Here's my 2 cents. I don't think it would be wise to hard code the names of the special names. I would add an order to your array that would cause the sort to override it's default ordering. So, then you wouldn't need the two properties first and second. If you are not able to modify the original array, then perhaps one of the other answers is more appropriate.

let object = {
    names: [
        { name: 'Dee Jay' },
        { name: 'Zangief', order: 1 },
        { name: 'Dhalsim' },
        { name: 'Chun-Li' },
        { name: 'Blanka' },
        { name: 'Cammy', order: 2 }
    ]
}

object.names.sort((a, b) => {
    return (a.order || Number.MAX_SAFE_INTEGER) - (b.order || Number.MAX_SAFE_INTEGER) 
           || a.name.localeCompare(b.name);

});

object.names.forEach(entry => console.log(entry.name));

Another possibility, even though I don't really like it would be to pre-process the array before the new sort. Something like this:

object.names.find( entry => entry.name === 'Zangief' ).order = 1;
object.names.find( entry => entry.name === 'Cammy' ).order = 2;
object.names.sort( /* new sort */ );

with the appropriate error checking added.
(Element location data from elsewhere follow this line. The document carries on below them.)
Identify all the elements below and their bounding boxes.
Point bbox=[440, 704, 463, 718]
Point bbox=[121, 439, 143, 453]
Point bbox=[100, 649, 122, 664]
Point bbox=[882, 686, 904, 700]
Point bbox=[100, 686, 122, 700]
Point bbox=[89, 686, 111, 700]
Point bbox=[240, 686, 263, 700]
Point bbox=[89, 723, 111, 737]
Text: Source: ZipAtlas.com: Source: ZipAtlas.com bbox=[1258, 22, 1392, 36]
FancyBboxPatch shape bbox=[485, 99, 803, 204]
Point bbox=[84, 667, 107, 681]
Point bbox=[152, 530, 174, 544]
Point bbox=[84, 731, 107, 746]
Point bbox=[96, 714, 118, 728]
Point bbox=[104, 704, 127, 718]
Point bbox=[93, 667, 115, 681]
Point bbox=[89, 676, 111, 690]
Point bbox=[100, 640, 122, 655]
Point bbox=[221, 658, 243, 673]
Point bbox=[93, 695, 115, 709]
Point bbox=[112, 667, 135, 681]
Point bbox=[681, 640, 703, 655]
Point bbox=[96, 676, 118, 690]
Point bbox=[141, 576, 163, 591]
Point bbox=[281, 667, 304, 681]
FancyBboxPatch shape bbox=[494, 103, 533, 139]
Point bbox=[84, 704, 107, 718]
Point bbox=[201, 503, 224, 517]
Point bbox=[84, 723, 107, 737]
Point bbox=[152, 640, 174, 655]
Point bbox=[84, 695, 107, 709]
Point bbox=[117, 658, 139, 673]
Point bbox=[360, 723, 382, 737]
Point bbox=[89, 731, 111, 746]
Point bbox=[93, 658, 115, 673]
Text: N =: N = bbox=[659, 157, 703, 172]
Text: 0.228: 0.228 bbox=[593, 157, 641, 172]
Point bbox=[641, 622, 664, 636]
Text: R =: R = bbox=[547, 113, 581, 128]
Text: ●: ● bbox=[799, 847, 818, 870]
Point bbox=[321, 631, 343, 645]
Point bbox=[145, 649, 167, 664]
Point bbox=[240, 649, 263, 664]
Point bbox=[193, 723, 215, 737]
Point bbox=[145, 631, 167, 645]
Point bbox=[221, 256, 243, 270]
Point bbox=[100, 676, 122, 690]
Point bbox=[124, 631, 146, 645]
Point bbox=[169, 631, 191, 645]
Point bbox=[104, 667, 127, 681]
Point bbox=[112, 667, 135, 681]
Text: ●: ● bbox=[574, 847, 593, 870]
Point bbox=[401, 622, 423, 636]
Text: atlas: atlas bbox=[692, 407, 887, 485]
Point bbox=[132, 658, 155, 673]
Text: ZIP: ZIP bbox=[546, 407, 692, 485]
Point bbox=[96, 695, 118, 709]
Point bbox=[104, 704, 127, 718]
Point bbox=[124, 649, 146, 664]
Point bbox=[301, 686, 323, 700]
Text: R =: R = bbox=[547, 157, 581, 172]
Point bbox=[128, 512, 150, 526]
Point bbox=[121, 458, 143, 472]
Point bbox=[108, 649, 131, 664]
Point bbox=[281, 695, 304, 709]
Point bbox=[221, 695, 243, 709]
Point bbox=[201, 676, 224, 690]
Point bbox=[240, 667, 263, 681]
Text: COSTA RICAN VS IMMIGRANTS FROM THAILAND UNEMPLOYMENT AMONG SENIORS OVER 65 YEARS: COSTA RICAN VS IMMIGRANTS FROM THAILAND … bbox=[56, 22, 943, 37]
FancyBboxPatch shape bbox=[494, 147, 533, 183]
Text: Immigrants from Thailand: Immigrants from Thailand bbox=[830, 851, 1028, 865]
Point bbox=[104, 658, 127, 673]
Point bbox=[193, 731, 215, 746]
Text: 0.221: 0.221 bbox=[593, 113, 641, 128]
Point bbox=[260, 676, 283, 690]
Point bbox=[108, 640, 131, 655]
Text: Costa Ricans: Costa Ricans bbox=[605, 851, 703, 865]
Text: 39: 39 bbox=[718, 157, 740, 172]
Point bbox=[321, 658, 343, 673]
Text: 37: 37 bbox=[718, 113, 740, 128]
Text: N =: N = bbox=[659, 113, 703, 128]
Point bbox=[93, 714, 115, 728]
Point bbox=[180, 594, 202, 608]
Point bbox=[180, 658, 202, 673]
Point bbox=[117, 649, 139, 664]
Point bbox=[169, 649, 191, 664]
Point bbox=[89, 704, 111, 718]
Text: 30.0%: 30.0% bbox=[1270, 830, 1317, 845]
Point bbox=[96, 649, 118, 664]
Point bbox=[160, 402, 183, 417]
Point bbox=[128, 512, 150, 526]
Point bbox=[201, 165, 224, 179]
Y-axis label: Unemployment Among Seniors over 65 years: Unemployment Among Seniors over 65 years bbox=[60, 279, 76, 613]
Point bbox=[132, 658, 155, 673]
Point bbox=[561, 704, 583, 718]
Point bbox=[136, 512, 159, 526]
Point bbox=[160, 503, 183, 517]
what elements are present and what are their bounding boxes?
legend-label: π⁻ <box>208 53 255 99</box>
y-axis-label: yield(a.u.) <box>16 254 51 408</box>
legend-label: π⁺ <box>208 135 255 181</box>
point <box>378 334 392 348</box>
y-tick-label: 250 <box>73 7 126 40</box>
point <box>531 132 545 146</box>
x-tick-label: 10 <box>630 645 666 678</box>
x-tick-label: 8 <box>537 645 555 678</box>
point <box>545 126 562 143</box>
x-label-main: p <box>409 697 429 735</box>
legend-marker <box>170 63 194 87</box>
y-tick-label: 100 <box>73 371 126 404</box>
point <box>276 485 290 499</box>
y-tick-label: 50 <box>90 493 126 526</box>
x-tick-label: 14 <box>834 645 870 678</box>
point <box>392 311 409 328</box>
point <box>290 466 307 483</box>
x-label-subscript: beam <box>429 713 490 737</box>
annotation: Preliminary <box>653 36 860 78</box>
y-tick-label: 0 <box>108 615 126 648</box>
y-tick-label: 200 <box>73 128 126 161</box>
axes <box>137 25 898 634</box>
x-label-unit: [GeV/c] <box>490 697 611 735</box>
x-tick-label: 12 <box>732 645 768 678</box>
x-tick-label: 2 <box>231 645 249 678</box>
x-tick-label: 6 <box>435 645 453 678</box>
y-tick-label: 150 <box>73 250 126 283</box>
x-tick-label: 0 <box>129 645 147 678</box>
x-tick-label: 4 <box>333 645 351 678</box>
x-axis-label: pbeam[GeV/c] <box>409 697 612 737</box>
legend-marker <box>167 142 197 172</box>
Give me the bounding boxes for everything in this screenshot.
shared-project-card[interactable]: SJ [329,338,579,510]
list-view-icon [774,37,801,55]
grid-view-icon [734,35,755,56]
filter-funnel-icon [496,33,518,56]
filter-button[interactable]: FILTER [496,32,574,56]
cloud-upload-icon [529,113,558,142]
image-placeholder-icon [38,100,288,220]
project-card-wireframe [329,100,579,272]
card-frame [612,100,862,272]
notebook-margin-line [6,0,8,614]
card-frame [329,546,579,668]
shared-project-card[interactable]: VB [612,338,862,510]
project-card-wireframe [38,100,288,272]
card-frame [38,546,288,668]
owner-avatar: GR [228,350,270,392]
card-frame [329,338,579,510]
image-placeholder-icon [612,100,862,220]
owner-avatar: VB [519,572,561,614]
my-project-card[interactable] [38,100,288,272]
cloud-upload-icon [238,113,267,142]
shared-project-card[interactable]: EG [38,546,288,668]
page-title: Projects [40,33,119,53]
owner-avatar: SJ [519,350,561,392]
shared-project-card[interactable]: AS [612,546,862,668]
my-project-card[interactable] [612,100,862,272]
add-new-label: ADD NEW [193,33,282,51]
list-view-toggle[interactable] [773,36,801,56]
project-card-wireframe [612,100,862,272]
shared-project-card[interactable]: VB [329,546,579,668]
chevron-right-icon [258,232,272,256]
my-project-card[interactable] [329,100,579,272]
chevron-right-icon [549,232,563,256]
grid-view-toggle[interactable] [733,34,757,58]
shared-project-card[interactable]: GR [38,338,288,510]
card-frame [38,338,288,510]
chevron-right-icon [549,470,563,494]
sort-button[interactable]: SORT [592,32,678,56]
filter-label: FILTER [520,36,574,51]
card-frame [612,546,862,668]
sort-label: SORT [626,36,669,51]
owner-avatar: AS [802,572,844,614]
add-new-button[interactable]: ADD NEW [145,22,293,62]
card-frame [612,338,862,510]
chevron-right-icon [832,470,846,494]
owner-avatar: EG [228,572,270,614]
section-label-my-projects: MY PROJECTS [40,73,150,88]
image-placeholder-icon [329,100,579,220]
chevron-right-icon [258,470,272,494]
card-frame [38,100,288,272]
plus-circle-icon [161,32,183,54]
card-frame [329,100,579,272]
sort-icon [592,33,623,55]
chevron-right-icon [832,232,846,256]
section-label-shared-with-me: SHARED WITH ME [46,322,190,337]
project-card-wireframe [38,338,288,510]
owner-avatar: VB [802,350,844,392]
Again, I don't like this but it's a possibility.

Answer 4

    let obj = {
      first: 'Zangief',
      second: 'Cammy',

      names: [
        {name: 'Dee Jay'},
        {name: 'Zangief'},
        {name: 'Dhalsim'},
        {name: 'Chun-Li'},
        {name: 'Blanka'},
        {name: 'Cammy'}
      ]
    };

    obj.names.sort((a,b) => {
      // exit early, (or trigger error if it should never happen)
      if (a.name === b.name) return 0;

      // No matter what, 'Zangief' gets moved to the front.
      if (a.name === obj.first) return -1;
      if (b.name === obj.first) return 1;

      // if no Zangief, 'Cammy' always moves forward.
      if (a.name === obj.second) return -1;
      if (b.name === obj.second) return 1;

      // otherwise, normal alphabetical sorting
      return (a.name > b.name) ? 1 : -1;
    });
    
console.log(obj.names);    

Alternatively, you can do a long "one-liner":
filter returns a new array with obj.first and obj.second removed.
sort then sorts that new array in place, according to the usual rules.
concat returns a new array appending this sorted array to [obj.first, obj.second], your "starting" array.

let obj = {
  first: 'Zangief',
  second: 'Cammy',

  names: [
    {name: 'Dee Jay'},
    {name: 'Zangief'},
    {name: 'Dhalsim'},
    {name: 'Chun-Li'},
    {name: 'Blanka'},
    {name: 'Cammy'}
  ]
};

let sorted = [{name: obj.first}, {name: obj.second}]
  .concat(obj.names.filter(item => (
    ((item.name !== obj.first) && 
     (item.name !== obj.second))
  )).sort((a, b) => (a.name > b.name)
      ? 1 
      : ((b.name > a.name) ? -1 : 0)
  ));

console.log(sorted);

// simplified data structure
const first = 'Zangief';
const second= 'Cammy';

const names = [
    'Dee Jay',
    'Zangief',
    'Dhalsim',
    'Chun-Li',
    'Blanka',
    'Cammy'
];

// filter/concat (version 2) does not alter original names array.    
let sorted = [first, second]
  .concat(names.filter(name => (
    !((name == first) || (name == second))
  )).sort());
  
console.log("new sorted array, (version 2) via filter/concat: \n", sorted);

// orig array untouched
console.log("original names array (untouched): \n", names);

// custom sort, (version 1) alters the original names array.
names.sort((a,b) => {
      // 'Zangief' gets moved to the front.
      if (a === first) return -1;
      if (b === first || b === second) return 1;

      // Othwerwise 'Cammy' moves forward.
      if (a === second) return -1;
//      if (b === second) return 1;

      // all other strings: normal alphabetical sorting
      return (a, b) => (a > b) ? 1 : ((b > a) ? -1 : 0)
    });
    
console.log("names array, altered, after (version 1) sorting", names);